= Ice Sheet Mass Balance Inter-comparison Exercise =

The Ice Sheet Mass Balance Inter-comparison Exercise (IMBIE) is an international scientific collaboration attempting to improve estimates of the Antarctic and Greenland ice sheet contribution to sea level rise and to publish data and analyses concerning these subjects. IMBIE was founded in 2011 and is a collaboration between the European Space Agency (ESA) and the National Aeronautics and Space Administration (NASA) of the United States, and contributes to assessment reports of the Intergovernmental Panel on Climate Change (IPCC). IMBIE has led to improved confidence in the measurement of ice sheet mass balance and the associated global sea-level contribution. The improvements were achieved through combination of ice sheet imbalance estimates developed from the independent satellite techniques of altimetry, gravimetry and the input-output method. Going forwards, IMBIE provides a framework for assessing ice sheet mass balance, and has an explicit aim to widen participation to enable the entire scientific community to become involved.

== Results ==

=== IMBIE 2012 ===
The IMBIE project produced its first estimate of ice sheet mass balance in 2012 as a direct contribution to the fifth assessment report of the Intergovernmental Panel on Climate Change. IMBIE 2012 included an international team of 47 scientists based in 26 separate institutions, and was co-led by Andrew Shepherd and Erik Ivins. Over the course of the 19-year survey (1992 – 2011), the average rates of mass balance of the Antarctic and Greenland ice sheets were estimated to be -71 ± 53 and -152 ± 49 Gt yr^{−1}, respectively, and the total ice loss equated to a global rise in sea level of 11.1 ± 3.8 mm. Examining the ice sheet regions individually showed that the Greenland, West Antarctic and Antarctic Peninsula ice sheets all lost mass between 1992 and 2011, whilst the East Antarctic ice sheet had undergone a slight snowfall-driven growth. The Greenland ice sheet the largest mass and accounted for about two-thirds of the combined ice sheet loss over the study period. In Antarctica, the largest mass losses have occurred in the West Antarctic Ice Sheet. However, despite occupying just 4% of the total ice sheet area, the Antarctic Peninsula has accounted for around 25% of the Antarctic mass losses.

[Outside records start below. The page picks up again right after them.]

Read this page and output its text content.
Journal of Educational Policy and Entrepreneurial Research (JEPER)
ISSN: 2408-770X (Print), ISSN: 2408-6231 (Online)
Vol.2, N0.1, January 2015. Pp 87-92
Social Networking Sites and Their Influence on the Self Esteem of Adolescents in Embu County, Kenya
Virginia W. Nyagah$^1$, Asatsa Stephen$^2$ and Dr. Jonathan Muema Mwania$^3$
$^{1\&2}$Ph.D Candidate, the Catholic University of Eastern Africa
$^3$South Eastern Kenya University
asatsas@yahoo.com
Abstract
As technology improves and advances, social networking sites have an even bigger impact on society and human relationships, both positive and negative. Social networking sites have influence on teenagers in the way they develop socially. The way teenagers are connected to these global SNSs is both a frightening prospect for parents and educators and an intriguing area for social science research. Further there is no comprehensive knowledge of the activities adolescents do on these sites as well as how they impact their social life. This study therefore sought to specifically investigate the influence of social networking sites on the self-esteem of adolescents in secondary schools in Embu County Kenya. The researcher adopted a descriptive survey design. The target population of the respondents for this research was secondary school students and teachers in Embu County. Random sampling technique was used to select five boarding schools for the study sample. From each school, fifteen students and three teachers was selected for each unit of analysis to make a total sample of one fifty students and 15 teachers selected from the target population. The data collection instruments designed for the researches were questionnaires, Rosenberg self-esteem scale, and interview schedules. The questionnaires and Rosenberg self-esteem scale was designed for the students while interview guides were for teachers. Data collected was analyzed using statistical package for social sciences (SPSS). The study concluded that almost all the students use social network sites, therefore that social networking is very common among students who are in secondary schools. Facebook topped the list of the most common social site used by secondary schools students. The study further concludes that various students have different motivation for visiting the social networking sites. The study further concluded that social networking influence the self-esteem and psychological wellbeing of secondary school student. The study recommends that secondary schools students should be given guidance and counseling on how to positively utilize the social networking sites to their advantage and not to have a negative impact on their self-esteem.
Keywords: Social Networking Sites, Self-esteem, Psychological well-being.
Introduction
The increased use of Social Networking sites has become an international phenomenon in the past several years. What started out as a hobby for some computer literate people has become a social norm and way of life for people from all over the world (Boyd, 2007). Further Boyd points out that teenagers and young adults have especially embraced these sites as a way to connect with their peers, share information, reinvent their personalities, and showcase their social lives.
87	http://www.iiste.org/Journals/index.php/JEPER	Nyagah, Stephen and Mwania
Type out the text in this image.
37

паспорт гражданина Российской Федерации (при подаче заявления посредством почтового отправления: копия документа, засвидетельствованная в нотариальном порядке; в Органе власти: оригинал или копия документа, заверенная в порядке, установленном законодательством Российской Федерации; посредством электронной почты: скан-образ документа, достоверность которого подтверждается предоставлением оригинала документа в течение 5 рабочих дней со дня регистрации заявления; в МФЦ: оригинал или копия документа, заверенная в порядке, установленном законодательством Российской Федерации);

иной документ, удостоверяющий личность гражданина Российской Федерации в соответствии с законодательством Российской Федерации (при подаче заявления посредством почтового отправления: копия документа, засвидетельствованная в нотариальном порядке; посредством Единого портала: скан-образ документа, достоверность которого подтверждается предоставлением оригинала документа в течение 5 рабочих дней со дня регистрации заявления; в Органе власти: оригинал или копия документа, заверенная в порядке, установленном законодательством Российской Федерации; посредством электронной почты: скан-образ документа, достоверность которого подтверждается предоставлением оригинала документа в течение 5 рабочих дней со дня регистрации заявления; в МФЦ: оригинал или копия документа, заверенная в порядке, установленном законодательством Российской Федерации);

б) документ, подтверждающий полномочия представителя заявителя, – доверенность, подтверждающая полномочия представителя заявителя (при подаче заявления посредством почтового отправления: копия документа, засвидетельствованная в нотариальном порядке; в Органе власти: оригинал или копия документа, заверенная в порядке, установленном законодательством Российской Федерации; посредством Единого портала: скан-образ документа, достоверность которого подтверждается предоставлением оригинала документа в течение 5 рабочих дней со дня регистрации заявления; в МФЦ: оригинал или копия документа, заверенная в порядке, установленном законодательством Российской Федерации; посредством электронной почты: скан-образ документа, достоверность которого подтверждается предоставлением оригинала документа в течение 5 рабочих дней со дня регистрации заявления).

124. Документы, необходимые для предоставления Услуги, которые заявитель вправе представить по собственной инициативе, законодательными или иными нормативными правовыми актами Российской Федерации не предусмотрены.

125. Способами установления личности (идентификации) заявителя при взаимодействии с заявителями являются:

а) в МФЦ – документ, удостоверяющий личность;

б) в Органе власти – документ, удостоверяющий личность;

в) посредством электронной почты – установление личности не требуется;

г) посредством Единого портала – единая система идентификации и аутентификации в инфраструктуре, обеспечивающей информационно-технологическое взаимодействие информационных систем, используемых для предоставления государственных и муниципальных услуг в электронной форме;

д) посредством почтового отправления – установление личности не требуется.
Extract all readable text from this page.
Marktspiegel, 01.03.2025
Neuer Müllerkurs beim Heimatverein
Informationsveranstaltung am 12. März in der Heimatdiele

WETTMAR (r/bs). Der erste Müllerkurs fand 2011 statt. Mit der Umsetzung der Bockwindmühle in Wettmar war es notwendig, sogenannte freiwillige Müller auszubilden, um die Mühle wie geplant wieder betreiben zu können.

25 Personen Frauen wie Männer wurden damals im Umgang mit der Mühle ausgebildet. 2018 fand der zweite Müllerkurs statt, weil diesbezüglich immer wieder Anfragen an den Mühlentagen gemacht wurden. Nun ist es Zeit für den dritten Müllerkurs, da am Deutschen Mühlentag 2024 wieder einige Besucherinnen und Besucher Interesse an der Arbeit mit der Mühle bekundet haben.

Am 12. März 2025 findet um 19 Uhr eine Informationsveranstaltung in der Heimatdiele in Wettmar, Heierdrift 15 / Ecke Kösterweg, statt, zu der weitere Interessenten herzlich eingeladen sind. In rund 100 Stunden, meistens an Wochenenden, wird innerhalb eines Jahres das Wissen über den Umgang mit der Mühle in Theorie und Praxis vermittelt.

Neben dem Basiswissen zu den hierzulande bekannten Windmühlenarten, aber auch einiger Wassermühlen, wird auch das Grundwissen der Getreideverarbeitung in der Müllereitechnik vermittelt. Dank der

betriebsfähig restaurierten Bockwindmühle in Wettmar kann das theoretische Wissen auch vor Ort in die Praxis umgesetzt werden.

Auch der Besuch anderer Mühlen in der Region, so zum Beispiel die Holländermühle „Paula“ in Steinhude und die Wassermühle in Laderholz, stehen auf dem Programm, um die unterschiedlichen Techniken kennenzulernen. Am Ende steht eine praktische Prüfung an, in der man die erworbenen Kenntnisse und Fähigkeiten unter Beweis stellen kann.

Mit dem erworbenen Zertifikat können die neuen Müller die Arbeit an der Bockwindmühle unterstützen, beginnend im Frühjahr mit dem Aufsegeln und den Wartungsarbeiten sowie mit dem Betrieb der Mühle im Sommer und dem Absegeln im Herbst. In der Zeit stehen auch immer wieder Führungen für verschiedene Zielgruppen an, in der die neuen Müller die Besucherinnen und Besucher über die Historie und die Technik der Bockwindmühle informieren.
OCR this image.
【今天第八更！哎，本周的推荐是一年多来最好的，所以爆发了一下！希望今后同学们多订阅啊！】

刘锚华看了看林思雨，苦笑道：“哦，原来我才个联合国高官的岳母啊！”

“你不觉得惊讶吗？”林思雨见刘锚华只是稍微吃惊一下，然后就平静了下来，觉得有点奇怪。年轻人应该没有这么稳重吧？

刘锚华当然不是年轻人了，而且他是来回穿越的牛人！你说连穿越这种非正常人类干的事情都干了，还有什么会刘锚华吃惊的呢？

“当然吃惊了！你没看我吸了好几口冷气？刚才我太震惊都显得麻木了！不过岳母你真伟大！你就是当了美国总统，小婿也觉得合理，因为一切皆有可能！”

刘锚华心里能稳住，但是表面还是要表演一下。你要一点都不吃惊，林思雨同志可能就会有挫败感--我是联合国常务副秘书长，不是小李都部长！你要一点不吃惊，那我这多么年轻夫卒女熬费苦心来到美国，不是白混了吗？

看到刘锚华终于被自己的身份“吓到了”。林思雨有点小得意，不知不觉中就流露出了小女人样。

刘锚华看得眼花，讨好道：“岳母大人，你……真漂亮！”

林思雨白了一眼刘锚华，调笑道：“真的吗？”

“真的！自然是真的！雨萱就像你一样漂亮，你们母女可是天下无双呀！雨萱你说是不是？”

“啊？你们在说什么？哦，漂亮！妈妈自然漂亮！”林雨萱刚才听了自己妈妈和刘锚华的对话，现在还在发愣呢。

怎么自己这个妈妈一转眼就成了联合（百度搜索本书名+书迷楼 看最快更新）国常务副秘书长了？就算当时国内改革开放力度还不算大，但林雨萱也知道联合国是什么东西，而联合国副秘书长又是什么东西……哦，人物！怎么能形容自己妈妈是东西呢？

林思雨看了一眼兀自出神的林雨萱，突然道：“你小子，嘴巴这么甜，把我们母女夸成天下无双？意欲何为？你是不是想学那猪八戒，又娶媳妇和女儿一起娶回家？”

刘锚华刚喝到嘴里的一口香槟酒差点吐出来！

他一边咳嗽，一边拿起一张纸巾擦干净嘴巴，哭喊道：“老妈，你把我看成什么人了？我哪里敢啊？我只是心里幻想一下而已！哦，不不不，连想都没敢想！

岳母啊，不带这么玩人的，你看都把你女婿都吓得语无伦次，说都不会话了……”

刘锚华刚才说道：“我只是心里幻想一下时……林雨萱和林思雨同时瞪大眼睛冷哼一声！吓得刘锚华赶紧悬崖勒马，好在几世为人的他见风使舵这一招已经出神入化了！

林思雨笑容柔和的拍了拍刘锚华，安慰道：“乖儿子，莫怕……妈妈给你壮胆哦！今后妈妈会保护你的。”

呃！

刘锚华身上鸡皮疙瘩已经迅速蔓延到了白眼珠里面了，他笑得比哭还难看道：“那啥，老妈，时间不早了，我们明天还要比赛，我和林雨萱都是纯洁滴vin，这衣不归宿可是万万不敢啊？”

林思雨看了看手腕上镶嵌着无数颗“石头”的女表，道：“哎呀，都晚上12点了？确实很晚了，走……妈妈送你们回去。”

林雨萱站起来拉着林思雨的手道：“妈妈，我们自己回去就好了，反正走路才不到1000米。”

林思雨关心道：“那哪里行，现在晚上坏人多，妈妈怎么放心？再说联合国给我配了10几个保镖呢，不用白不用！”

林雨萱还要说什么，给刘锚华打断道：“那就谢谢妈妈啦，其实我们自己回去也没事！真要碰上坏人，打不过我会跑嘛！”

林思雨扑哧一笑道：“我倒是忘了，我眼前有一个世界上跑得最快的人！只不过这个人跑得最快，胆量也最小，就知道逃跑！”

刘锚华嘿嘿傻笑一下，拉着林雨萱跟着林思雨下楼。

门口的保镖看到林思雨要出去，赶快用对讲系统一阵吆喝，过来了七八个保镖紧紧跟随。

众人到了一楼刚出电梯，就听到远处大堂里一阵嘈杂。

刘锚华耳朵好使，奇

=== IMBIE 2018 (Antarctica) ===
In 2018 the IMBIE project produced an updated assessment of ice loss in Antarctica, combining 24 satellite surveys produced by 84 scientists from 44 international organisations. In this assessment, the IMBIE project reported that between 1992 and 2017 Antarctica lost 2720 ± 1390 billion tonnes of ice, equivalent to an increase in global sea levels by 7.6 ± 3.9 mm. Prior to 2012, Antarctica lost ice at a steady rate of 76 billion tonnes per year – a 0.2 mm per year contribution to sea level rise. However, since then there has been a sharp, threefold increase - between 2012 and 2017 Antarctica lost 219 billion tonnes of ice per year, a 0.6 mm per year sea level contribution. Almost all of the ice lost from Antarctica has been triggered by warming oceans melting their outlet glaciers, which causes them to speed up. Comparison to sea level rise projections provided in the fifth assessment report of the Intergovernmental Panel on Climate Change revealed that Antarctic ice losses are tracking the worst-case climate warming scenarios, which could result in an extra 10 cm of sea level rise by 2100.

=== IMBIE 2020 (Greenland) ===
In 2020 the IMBIE project produced an updated assessment of ice loss in Greenland, combining 26 satellite surveys produced by 96 scientists from 50 international organisations. The findings show that Greenland has lost 3902 ± 342 billion tonnes of ice since 1992 – enough to push global sea levels up by 10.8 ± 0.9 millimetres. The rate of ice loss has risen from 34 billion tonnes per year in the 1990s to 234 billion tonnes per year in the last decade – a seven-fold increase within three decades. The team also used regional climate models to show that half of the ice losses were due to surface melting as air temperatures have risen. The other half has been due to increased glacier flow, triggered by rising ocean temperatures. Ice losses peaked at 345 billion tonnes per year in 2011 – ten times the rate of the 1990s - during a period of intense surface melting.  Although the rate of ice loss dropped to an average 206 billion tonnes per year since then, this remains seven times higher than ice losses in the 1990s and does not include all of 2019, which could set a new high due to widespread summer melting. Comparison to sea level rise projections provided in the fifth assessment report of the Intergovernmental Panel on Climate Change revealed that Greenland ice losses are also tracking the worst-case climate warming scenarios, which could result in an extra 7 cm of sea level rise by 2100.

Combining both ice sheets, the rate of ice loss has risen by a factor six in just three decades, up from 81 billion tonnes per year in the 1990s to 475 billion tonnes per year in the 2010s. This means that the polar ice sheets are now responsible for a third of all sea level rise.